It takes an entire community to pull off a community Christmas dinner of the scale that the Pittsburg Presbyterian Church coordinates, but the tradition continues to grow each year.
"We served a little over 500 meals," said K.O. Noonoo, the church’s pastor. "You get a cross-section of the community."
He said approximately 240 meals were delivered around the community to a variety of households, including people who were home alone and couldn’t get out, people who ordered the dinner for their families and people who would have been hungry otherwise.
Those who attended the dinner brought the same sort of diversity, including people who didn’t have family in town, some who were there to serve and some who would have been hungry otherwise.
Noonoo said the tradition was one he was familiar with from a previous congregation, but it started when a matriarch within the church brought up the idea.
"It started out really coming out as a need for those of us who were new in town wanting to have a meal together," he said, adding that the first year was sort of a potluck and it grew a bit the second year, eventually blossoming into a major community outreach endeavor. "It slowly identified itself."
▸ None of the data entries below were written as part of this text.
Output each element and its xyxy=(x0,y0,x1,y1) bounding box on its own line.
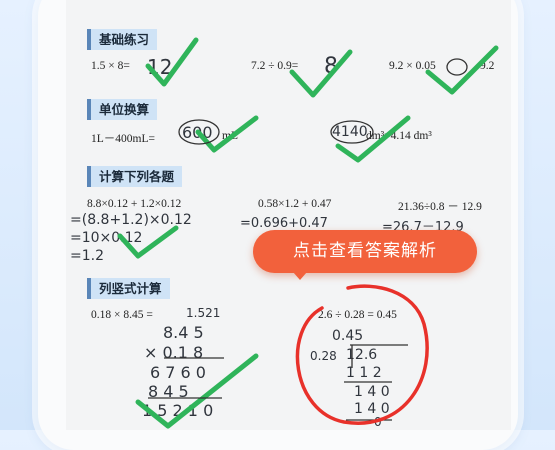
grading-marks xyxy=(117,37,499,429)
check-mark-icon xyxy=(335,115,411,163)
check-mark-icon xyxy=(425,45,499,95)
answer-circle xyxy=(330,120,374,144)
check-mark-icon xyxy=(135,353,259,429)
view-answer-button[interactable]: 点击查看答案解析 xyxy=(253,230,477,280)
check-mark-icon xyxy=(289,49,353,98)
check-mark-icon xyxy=(145,37,199,87)
check-mark-icon xyxy=(195,115,259,153)
check-mark-icon xyxy=(117,225,179,259)
option-circle xyxy=(446,58,468,76)
red-circle-mark xyxy=(295,284,429,425)
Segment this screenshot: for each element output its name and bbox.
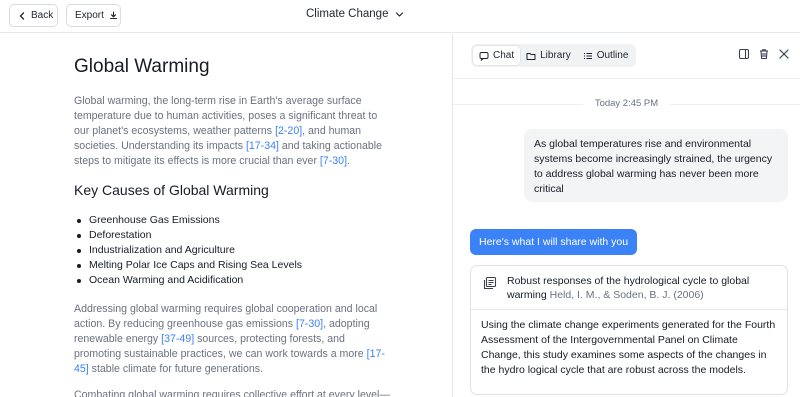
- assistant-message: Here's what I will share with you: [470, 229, 638, 255]
- section-heading: Key Causes of Global Warming: [74, 182, 269, 198]
- user-message: As global temperatures rise and environm…: [524, 129, 788, 202]
- download-icon: [109, 11, 118, 20]
- citation-link[interactable]: [7-30]: [320, 155, 347, 167]
- citation-link[interactable]: [7-30]: [296, 318, 323, 330]
- list-item: Greenhouse Gas Emissions: [77, 213, 302, 228]
- page-title: Global Warming: [74, 56, 210, 77]
- source-card[interactable]: Robust responses of the hydrological cyc…: [470, 265, 788, 395]
- timestamp-rule-right: [670, 104, 800, 105]
- list-icon: [583, 51, 593, 61]
- closing-paragraph: Combating global warming requires collec…: [74, 389, 390, 397]
- back-button[interactable]: Back: [9, 4, 58, 27]
- export-label: Export: [75, 10, 104, 21]
- trash-icon[interactable]: [758, 48, 770, 60]
- assistant-pane: Chat Library Outline Today 2:45 PM As gl…: [453, 34, 800, 397]
- source-card-header: Robust responses of the hydrological cyc…: [471, 266, 787, 310]
- document-title-dropdown[interactable]: Climate Change: [306, 8, 404, 20]
- citation-link[interactable]: [2-20]: [275, 125, 302, 137]
- citation-link[interactable]: [17-34]: [246, 140, 279, 152]
- pane-tabs: Chat Library Outline: [471, 44, 637, 67]
- pane-header-divider: [453, 78, 800, 79]
- split-view-icon[interactable]: [738, 48, 750, 60]
- chevron-down-icon: [395, 10, 404, 19]
- tab-library[interactable]: Library: [520, 46, 577, 65]
- list-item: Deforestation: [77, 228, 302, 243]
- list-item: Ocean Warming and Acidification: [77, 273, 302, 288]
- citation-link[interactable]: [37-49]: [161, 333, 194, 345]
- top-bar: Back Export Climate Change: [0, 0, 800, 33]
- causes-list: Greenhouse Gas Emissions Deforestation I…: [77, 213, 302, 288]
- document-stack-icon: [483, 276, 497, 290]
- tab-outline[interactable]: Outline: [577, 46, 635, 65]
- source-summary: Using the climate change experiments gen…: [481, 319, 776, 376]
- action-paragraph: Addressing global warming requires globa…: [74, 302, 390, 377]
- folder-icon: [526, 51, 536, 61]
- document-title: Climate Change: [306, 8, 389, 20]
- chat-icon: [479, 51, 489, 61]
- tab-chat[interactable]: Chat: [473, 46, 521, 65]
- close-icon[interactable]: [778, 48, 790, 60]
- paragraph-text: stable climate for future generations.: [88, 363, 264, 375]
- paragraph-text: .: [347, 155, 350, 167]
- intro-paragraph: Global warming, the long-term rise in Ea…: [74, 94, 390, 169]
- document-pane: Global Warming Global warming, the long-…: [0, 34, 452, 397]
- back-label: Back: [31, 10, 54, 21]
- pane-actions: [738, 48, 790, 60]
- source-authors: Held, I. M., & Soden, B. J. (2006): [549, 289, 704, 301]
- list-item: Industrialization and Agriculture: [77, 243, 302, 258]
- export-button[interactable]: Export: [66, 4, 121, 27]
- list-item: Melting Polar Ice Caps and Rising Sea Le…: [77, 258, 302, 273]
- chevron-left-icon: [18, 11, 26, 20]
Noonoo said the event relies heavily on strong volunteers including having someone who knows what they are doing and how to delegate in the kitchen and fostering good relationships within the community.
"We borrow resources from everywhere we an find them," he said, adding that he worked with Via Christi, National Honor Society and other organizations and groups to round up volunteers.
Volunteers showed up joyfully, eager to participate.
"Because I have a heart for the people out in the world to let them know the church loves them," said Victor Snow, who, along with his wife, ministers at the Hispanic Church on W. Euclid.
Dillon Williams kept busy loading food for deliveries, but said he has been a part of the project since his dad was a part of bringing it about.
"My dad actually started this about three years ago," Williams said.
The dinner also is an annual activity for Noonoo’s family.
"It’s come to be part of our family tradition," said Anna Noonoo, who helped out Wednesday along with the couple’s three children.
Many others also helped with hospitality, cooking or meal delivery throughout the week.
"We really tried to open it up so at the end of the day we could say, ‘We did this together,’" Noonoo said. "We have found it very life-giving."
"This community is amazing in its ability to come together to do something," Noonoo said. "Thank the community for their generosity and willingness to participate."